Batman (1989) de Tim Burton - De la Clarté sur les Zones d'Ombres

 

Il n’était encore qu’un enfant, que le milliardaire Bruce Wayne vit ses parents assassinés. Dès lors il se jura de combattre le crime et l’injustice. De ce traumatisme naquît le chevalier noir Batman, personnification symbolique de la peur de Bruce Wayne, celle des chauves-souris, qu’il souhaite insuffler à ses ennemis. Alors que Batman n’en est qu’à ses balbutiements, le procureur Harvey Dent et le commissaire Gordon mènent une croisade contre la criminalité menée par Carl Grissom, le parrain de la pègre secondé par son bras droit Jack Napier et la corruption qui règne à Gotham. En parallèle, le reporter Alexander Knox et la photojournaliste Vicki Vale enquêtent sur les agissements de Batman, alors que celui-ci n’est pour le moment qu’une sorte de mythe urbain. Grissom envoie Jack Napier et ses hommes de main à l’usine chimique Axis Chemicals pour y récupérer des documents. Mais la police est alertée par Grissom qui a en réalité tout manigancé, celui-ci ayant découvert que Jack Napier entretenait une liaison avec son épouse. S’ensuit une altercation entre la police et les malfaiteurs durant laquelle Batman se retrouve confronté à Jack Napier. Ce dernier évite l’une de ces balles qui ricoche et le défigure. Par la suite tombe dans une cuve d’acide et sera laissé pour mort. De cette confrontation naîtra le Joker. Jack Napier devenu le Joker, physiquement et psychologiquement transformé, sombre dans la folie et décide de se venger de son ancien patron. Par la même occasion il prend les rênes de la criminalité de Gotham et s’ensuit alors un désir de reconnaissance criminelle et médiatique de sa part, dans une lutte effrénée du bien contre le mal entre deux monstres, le fantomatique homme chauve-souris face au clown psychopathe.
 

Voilà pour le résumé du film, maintenant place à une rapide (re)contextualisation des événements qui entourent Batman à travers les média.

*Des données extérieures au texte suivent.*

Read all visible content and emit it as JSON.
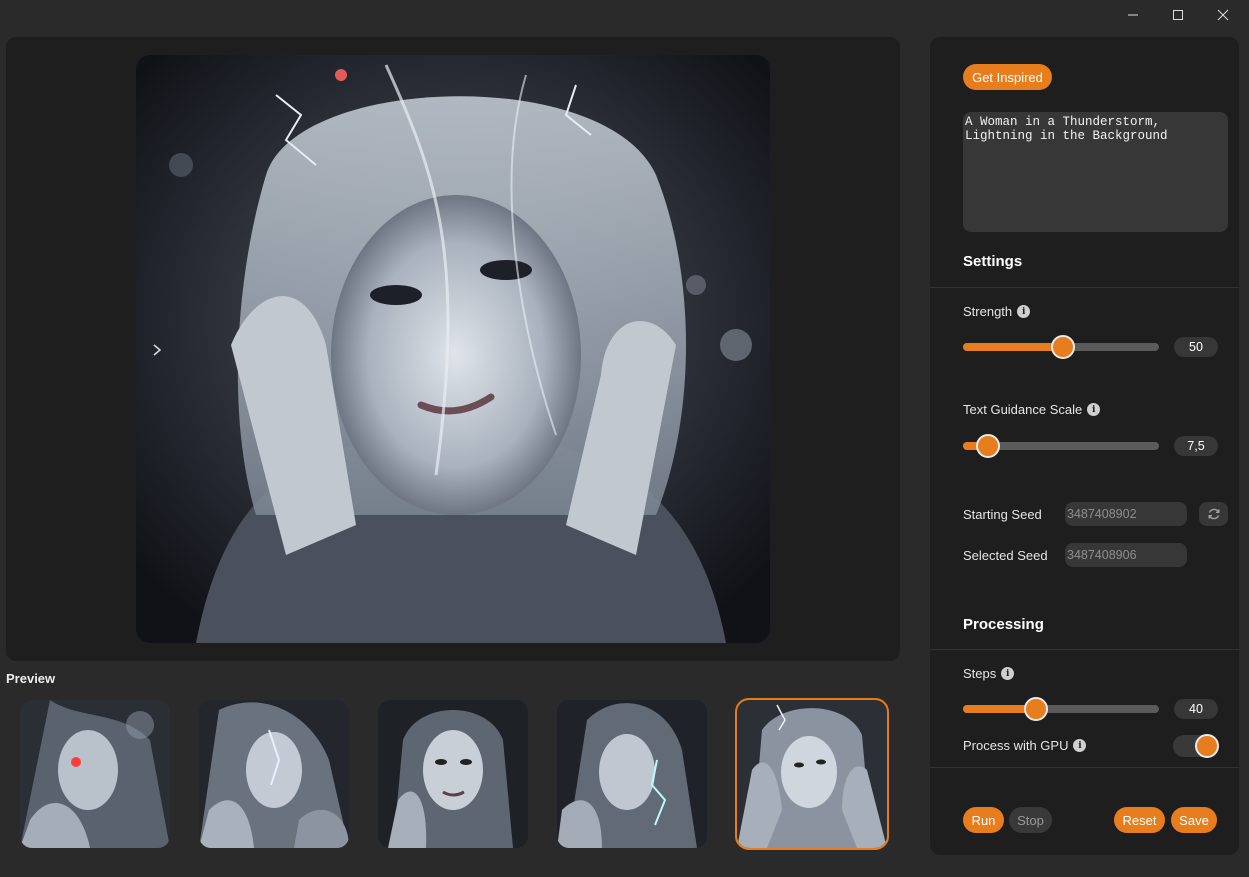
{
  "window": {
    "minimize_icon": "minimize-icon",
    "maximize_icon": "maximize-icon",
    "close_icon": "close-icon"
  },
  "canvas": {
    "image_description_icon": "generated-image",
    "nav_arrow": "›"
  },
  "preview": {
    "label": "Preview",
    "selected_index": 4,
    "count": 5
  },
  "panel": {
    "get_inspired_label": "Get Inspired",
    "prompt_value": "A Woman in a Thunderstorm, Lightning in the Background",
    "settings_title": "Settings",
    "strength": {
      "label": "Strength",
      "value": "50",
      "fraction": 0.51
    },
    "guidance": {
      "label": "Text Guidance Scale",
      "value": "7,5",
      "fraction": 0.13
    },
    "starting_seed": {
      "label": "Starting Seed",
      "value": "3487408902"
    },
    "selected_seed": {
      "label": "Selected Seed",
      "value": "3487408906"
    },
    "processing_title": "Processing",
    "steps": {
      "label": "Steps",
      "value": "40",
      "fraction": 0.37
    },
    "gpu": {
      "label": "Process with GPU",
      "enabled": true
    },
    "run_label": "Run",
    "stop_label": "Stop",
    "reset_label": "Reset",
    "save_label": "Save"
  },
  "colors": {
    "accent": "#e87d1e",
    "background": "#2b2a2b",
    "card": "#1f1e1f",
    "field": "#383738"
  }
}
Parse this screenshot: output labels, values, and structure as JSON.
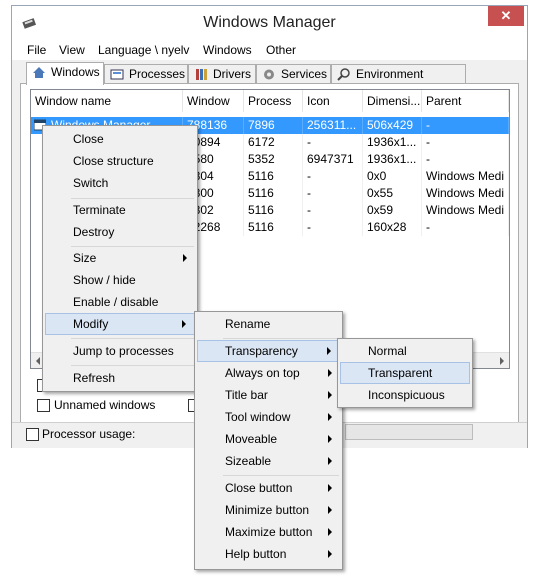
{
  "window": {
    "title": "Windows Manager",
    "close_glyph": "✕"
  },
  "menubar": [
    "File",
    "View",
    "Language \\ nyelv",
    "Windows",
    "Other"
  ],
  "tabs": [
    "Windows",
    "Processes",
    "Drivers",
    "Services",
    "Environment variables"
  ],
  "list": {
    "headers": [
      "Window name",
      "Window",
      "Process",
      "Icon",
      "Dimensi...",
      "Parent"
    ],
    "rows": [
      [
        "Windows Manager",
        "788136",
        "7896",
        "256311...",
        "506x429",
        "-"
      ],
      [
        "",
        "90894",
        "6172",
        "-",
        "1936x1...",
        "-"
      ],
      [
        "",
        "6580",
        "5352",
        "6947371",
        "1936x1...",
        "-"
      ],
      [
        "",
        "6804",
        "5116",
        "-",
        "0x0",
        "Windows Medi"
      ],
      [
        "",
        "6800",
        "5116",
        "-",
        "0x55",
        "Windows Medi"
      ],
      [
        "",
        "6802",
        "5116",
        "-",
        "0x59",
        "Windows Medi"
      ],
      [
        "",
        "32268",
        "5116",
        "-",
        "160x28",
        "-"
      ]
    ]
  },
  "bottom": {
    "unnamed_windows": "Unnamed windows",
    "processor_usage": "Processor usage:"
  },
  "context_menu": {
    "items": [
      "Close",
      "Close structure",
      "Switch",
      "Terminate",
      "Destroy",
      "Size",
      "Show / hide",
      "Enable / disable",
      "Modify",
      "Jump to processes",
      "Refresh"
    ]
  },
  "modify_menu": {
    "items": [
      "Rename",
      "Transparency",
      "Always on top",
      "Title bar",
      "Tool window",
      "Moveable",
      "Sizeable",
      "Close button",
      "Minimize button",
      "Maximize button",
      "Help button"
    ]
  },
  "transparency_menu": {
    "items": [
      "Normal",
      "Transparent",
      "Inconspicuous"
    ]
  },
  "colors": {
    "selection": "#3399ff",
    "menu_highlight": "#dbe6f4",
    "close_button": "#c75050"
  }
}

Au milieu des années 80, Batman aura subit une véritable résurrection grâce à l’auteur de comics Frank Miller qui aura su replacer le chevalier noir dans un récit à l’esprit plus sombre et torturé. En effet à son lancement en 1939 dans les pages de Detective Comics puis DC Comics (maison d’édition à l’origine d’autres personnages mythiques comme Superman), les auteurs de Batman, Bob Kane et Bill Finger optèrent pour un récit résolument plus mature qu’à l’accoutumé. Mais au fil des années le ton du Comic finira par dévier dut à divers facteurs scénaristiques et de censures, puis s’ensuit une série télévisée populaire avec Adam West dans le rôle-titre, aux allures de comédie, de parodie, ne digèrent au final que trop mal la substance originelle de l’œuvre. Batman connu des hauts et des bas, la crédibilité du justicier masqué se remettra difficilement de l’image de la série. Du côté du cinéma, sortit en 1978 Superman, qui rencontra un tel succès commercial que le projet d’adapter Batman au cinéma fut lancé. Il fut à maintes reprises retardé, remanié, jusqu’à ce que la réalisation soit confiée au jeune réalisateur Tim Burton qui avait déjà su apposer son sens de l’esthétisme avec des longs métrages comme Pee-Wee’s Big Adventure et surtout Beetlejuice.
 

De plus le succès des comics The Dark Knight Returns, Year One de Frank Miller et The Killing Joke d’Alan Moore relanceront non seulement l’engouement autour du personnage à travers des récits plus adulte, à l’atmosphère glauque et ténébreuse, mais auront aussi un impact bénéfique dans la conception du Batman réalisé par Tim Burton. Un processus de réécriture va s’appliquer, passant d’un scénariste à un autre et une équipe technique, chargée de s’occuper des décors, costumes, maquillages et autres accessoires, sera soigneusement sélectionnée afin d’offrir une cohésion par rapport à la sensibilité artistique de Burton. Warner débuta la pré-production en 1988. Lorsque le choix de Michael Keaton fut dévoilé pour incarner Bruce Wayne/Batman, un vent de contestation souffla du côté des fans, ne voyant en cet acteur (ayant au passage interprété Beetlejuice) qu’un potentiel d’acteur comique, craignant que le ton du film ne soit le même que celui de la série des années 60. Burton vit en Keaton tout le potentiel nécessaire dans l’interprétation tourmenté et mystérieuse du personnage principal. Sa décision sera notamment motivée par la capacité de l’acteur à jouer un Bruce Wayne aux différentes facettes nuancées et cette faculté à capter l’attention au travers de son regard si particulier.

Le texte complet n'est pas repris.